There are two common types of issues that can occur with the ClamAV Add-on for PCF:
The installation of the add-on is not successful.
The installation succeeds, but at runtime a detection is not successful.
Applying changes in Ops Manager fails. The bottom of the changelog contains an error message similiar to the following:
... Started updating job nats > nats/0 (12bfae02-b4af-4104-b2bd-227ff07b2d92) (canary). Done (00:02:31) Failed updating job etcd_server > etcd_server/0 (f8e492bf-db09-4d38-8a73-5cf69d7b8a11) (canary): 'etcd_server/0 (f8e492bf-db09-4d38-8a73-5cf69d7b8a11)' is not running after update. Review logs for failed jobs: clamd (00:05:53) Error 400007: 'etcd_server/0 (f8e492bf-db09-4d38-8a73-5cf69d7b8a11)' is not running after update. Review logs for failed jobs: clamd
The ClamAV mirror server was unavailable during initial deployment.

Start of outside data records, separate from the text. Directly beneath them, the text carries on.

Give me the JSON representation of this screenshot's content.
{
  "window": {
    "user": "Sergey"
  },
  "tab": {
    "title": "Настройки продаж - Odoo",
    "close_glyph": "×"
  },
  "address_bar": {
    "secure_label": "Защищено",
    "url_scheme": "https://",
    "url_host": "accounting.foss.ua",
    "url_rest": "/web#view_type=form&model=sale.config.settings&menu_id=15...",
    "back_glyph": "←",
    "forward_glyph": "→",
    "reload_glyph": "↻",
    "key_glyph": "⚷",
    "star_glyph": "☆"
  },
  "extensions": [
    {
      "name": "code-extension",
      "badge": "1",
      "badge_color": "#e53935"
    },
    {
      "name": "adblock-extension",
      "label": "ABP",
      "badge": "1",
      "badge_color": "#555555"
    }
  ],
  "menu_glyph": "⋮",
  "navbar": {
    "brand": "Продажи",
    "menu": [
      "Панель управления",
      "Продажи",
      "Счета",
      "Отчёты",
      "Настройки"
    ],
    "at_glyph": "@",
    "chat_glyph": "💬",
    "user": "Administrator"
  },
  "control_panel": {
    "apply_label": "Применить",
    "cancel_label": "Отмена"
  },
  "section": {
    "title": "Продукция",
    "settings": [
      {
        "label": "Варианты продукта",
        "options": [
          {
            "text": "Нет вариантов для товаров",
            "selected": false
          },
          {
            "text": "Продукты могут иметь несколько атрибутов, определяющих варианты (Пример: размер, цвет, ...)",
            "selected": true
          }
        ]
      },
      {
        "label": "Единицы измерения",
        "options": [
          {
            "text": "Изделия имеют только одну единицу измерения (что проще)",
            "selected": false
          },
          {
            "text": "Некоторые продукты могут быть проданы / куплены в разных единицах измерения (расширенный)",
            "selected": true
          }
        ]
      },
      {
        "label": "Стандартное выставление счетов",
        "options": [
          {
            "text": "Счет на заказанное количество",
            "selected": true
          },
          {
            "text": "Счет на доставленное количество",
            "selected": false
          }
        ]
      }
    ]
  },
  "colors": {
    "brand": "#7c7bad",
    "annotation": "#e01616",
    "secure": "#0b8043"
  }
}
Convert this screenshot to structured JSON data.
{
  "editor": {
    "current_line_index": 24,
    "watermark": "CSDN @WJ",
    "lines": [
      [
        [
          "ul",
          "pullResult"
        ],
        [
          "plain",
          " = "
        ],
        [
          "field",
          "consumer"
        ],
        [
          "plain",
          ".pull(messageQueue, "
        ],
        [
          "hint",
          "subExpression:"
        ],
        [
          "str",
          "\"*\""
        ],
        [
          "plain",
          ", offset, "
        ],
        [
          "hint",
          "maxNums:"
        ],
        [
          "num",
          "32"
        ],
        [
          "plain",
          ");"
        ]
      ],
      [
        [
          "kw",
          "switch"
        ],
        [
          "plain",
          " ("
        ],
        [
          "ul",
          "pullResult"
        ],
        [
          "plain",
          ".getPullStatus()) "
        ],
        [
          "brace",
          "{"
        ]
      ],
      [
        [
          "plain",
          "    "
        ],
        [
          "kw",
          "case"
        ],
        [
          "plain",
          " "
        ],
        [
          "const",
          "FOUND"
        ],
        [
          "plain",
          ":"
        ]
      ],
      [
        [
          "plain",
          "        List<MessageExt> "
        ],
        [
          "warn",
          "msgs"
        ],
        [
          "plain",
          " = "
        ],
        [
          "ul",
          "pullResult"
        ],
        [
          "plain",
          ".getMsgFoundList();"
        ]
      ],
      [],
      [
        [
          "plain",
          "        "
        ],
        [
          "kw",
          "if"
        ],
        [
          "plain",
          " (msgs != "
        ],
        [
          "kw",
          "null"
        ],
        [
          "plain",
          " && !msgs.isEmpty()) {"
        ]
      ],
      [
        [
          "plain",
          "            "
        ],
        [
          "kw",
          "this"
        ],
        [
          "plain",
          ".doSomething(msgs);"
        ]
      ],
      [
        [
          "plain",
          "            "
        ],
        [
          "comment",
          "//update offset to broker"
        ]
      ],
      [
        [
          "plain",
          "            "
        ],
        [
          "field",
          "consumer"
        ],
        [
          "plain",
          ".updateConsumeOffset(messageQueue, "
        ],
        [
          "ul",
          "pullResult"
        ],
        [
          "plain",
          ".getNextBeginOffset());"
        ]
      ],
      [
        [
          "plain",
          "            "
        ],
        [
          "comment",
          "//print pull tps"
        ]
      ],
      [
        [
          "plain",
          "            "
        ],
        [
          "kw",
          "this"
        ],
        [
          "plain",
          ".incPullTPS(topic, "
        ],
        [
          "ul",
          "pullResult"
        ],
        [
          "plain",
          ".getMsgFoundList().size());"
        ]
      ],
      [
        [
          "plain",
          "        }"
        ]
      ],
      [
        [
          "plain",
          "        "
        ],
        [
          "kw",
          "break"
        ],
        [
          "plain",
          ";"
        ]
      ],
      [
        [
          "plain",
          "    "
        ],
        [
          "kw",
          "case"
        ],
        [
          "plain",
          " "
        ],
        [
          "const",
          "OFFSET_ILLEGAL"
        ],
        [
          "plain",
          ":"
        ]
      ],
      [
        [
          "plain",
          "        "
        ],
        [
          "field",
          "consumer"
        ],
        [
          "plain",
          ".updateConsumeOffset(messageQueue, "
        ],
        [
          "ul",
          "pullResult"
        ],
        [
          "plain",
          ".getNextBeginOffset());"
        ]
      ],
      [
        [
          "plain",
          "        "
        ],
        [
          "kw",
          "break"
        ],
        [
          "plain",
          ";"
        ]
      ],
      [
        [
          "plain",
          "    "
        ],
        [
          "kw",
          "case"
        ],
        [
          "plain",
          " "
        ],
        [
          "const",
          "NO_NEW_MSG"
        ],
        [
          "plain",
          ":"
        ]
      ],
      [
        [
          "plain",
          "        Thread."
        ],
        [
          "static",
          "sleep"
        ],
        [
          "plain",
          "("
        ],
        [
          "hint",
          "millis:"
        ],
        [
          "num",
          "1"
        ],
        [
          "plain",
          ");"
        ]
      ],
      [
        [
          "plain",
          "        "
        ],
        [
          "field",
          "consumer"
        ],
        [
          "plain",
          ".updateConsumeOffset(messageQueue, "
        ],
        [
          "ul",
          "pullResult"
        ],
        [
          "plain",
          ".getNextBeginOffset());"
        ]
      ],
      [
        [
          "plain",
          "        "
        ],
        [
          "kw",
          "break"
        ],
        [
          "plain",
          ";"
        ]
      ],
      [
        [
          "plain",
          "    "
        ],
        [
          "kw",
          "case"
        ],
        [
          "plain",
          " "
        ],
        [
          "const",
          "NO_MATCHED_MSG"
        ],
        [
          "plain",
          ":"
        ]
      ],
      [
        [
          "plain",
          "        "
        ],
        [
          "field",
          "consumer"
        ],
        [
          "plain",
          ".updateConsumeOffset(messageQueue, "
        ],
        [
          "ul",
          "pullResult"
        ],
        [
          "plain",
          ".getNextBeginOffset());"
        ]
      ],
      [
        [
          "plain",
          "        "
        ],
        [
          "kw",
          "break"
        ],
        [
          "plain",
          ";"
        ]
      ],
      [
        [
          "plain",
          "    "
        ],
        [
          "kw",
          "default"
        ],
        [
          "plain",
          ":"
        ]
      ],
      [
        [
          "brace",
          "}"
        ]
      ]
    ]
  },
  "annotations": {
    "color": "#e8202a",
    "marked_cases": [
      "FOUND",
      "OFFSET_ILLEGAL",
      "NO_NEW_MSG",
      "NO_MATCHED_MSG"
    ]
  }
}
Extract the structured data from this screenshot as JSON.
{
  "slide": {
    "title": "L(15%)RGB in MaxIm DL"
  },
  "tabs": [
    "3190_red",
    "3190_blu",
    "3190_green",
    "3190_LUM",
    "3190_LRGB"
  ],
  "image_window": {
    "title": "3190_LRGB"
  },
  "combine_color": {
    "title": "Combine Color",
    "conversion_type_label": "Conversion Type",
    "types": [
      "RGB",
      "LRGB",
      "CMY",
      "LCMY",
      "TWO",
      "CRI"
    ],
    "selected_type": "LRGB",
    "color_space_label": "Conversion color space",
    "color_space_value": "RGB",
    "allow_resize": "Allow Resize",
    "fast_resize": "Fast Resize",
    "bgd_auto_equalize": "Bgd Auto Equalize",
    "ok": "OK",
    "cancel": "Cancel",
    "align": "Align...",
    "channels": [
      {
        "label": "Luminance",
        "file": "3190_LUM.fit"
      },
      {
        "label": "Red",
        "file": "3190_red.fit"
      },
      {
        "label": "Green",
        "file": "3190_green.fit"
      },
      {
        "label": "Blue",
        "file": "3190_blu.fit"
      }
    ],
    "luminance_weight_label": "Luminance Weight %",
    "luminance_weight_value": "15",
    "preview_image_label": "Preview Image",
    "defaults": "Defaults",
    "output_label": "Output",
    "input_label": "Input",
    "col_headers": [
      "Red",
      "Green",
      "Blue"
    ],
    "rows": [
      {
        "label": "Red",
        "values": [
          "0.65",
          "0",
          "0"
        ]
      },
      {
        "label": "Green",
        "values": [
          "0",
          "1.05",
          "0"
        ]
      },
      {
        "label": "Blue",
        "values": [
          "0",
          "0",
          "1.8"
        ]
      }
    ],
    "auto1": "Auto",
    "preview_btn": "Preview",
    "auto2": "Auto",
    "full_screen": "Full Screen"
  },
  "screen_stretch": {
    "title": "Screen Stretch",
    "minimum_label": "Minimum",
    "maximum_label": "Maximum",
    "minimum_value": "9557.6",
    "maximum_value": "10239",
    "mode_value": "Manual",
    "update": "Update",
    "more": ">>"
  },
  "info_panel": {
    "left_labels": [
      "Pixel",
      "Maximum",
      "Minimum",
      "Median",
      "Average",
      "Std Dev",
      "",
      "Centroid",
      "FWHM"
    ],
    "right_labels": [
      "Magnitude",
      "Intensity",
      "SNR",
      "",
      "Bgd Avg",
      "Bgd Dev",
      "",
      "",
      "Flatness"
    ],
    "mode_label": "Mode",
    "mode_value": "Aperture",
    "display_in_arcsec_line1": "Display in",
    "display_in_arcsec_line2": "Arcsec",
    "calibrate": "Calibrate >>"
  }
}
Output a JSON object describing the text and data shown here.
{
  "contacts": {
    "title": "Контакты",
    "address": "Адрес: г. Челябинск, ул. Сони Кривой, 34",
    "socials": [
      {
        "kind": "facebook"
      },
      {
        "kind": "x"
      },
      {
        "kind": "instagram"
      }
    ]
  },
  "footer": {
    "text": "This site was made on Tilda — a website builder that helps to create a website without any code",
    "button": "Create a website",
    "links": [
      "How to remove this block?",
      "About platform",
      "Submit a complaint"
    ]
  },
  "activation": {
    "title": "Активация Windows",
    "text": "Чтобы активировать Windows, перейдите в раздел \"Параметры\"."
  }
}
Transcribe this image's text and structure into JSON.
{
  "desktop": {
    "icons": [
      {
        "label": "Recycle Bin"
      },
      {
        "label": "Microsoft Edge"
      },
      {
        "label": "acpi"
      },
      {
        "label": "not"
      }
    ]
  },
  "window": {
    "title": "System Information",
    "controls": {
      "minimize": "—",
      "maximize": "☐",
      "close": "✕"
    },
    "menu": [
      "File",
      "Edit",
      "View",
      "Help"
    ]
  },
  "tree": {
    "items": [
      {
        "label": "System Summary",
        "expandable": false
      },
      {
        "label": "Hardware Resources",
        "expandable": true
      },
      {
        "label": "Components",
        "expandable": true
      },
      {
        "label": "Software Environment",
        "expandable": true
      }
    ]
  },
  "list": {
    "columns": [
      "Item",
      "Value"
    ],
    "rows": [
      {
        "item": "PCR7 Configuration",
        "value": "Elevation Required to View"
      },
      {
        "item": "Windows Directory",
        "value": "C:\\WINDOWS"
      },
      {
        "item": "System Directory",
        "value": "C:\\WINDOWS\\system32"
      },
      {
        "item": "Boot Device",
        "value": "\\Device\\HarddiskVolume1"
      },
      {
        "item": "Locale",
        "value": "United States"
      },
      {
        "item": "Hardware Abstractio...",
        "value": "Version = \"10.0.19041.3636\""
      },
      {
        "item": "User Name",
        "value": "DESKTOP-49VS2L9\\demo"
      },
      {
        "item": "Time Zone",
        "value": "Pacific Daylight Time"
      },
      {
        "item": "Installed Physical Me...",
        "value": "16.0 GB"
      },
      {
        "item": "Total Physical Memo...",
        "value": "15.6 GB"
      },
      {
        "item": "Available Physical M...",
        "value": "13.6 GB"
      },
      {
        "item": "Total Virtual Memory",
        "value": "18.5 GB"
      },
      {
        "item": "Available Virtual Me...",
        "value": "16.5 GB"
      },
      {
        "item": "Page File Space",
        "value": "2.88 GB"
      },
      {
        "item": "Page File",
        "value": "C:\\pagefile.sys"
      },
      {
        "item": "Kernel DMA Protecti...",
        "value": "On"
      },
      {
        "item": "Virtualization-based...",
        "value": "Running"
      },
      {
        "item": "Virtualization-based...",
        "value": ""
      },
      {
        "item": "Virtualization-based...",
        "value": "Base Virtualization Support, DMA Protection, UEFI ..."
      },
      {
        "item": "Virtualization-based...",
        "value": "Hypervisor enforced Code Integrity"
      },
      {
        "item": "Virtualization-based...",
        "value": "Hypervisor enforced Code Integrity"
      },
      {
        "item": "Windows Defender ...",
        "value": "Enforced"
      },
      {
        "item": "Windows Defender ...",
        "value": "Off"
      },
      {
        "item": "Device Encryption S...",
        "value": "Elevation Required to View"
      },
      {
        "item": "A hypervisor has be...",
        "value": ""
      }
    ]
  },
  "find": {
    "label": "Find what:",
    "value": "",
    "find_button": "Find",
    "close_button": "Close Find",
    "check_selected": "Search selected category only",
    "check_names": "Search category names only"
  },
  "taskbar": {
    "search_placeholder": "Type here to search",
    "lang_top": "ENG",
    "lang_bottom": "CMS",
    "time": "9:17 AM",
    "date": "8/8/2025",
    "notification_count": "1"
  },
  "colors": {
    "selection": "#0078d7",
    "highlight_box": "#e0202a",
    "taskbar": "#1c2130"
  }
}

Review the manifest file, and replace the
database_mirror key with the address of a stable mirror server. If you do not have a stable mirror server for reliable initial deployment, use the S3-based mirror:
Malware signature or sample malware is not detected, even though the ClamAV daemon is properly configured.
Virus signatures are not up-to-date.
First, ensure that the configuration checks have been done, that the mirror server is correctly configured and is available on the network from within the PCF private subnet, and that at least one hour has elapsed. One hour is the default scan schedule interval.
If the local mirror is up-to-date and ClamAV is still failing to detect a malware sample, you might have encountered a new threat. Pivotal recommends alerting the community via existing channels and reporting the suspicious file directly to the ClamAV team.
Note: Pivotal does not provide support for ClamAV detection failures, mirror coordination, or threat tracking activity.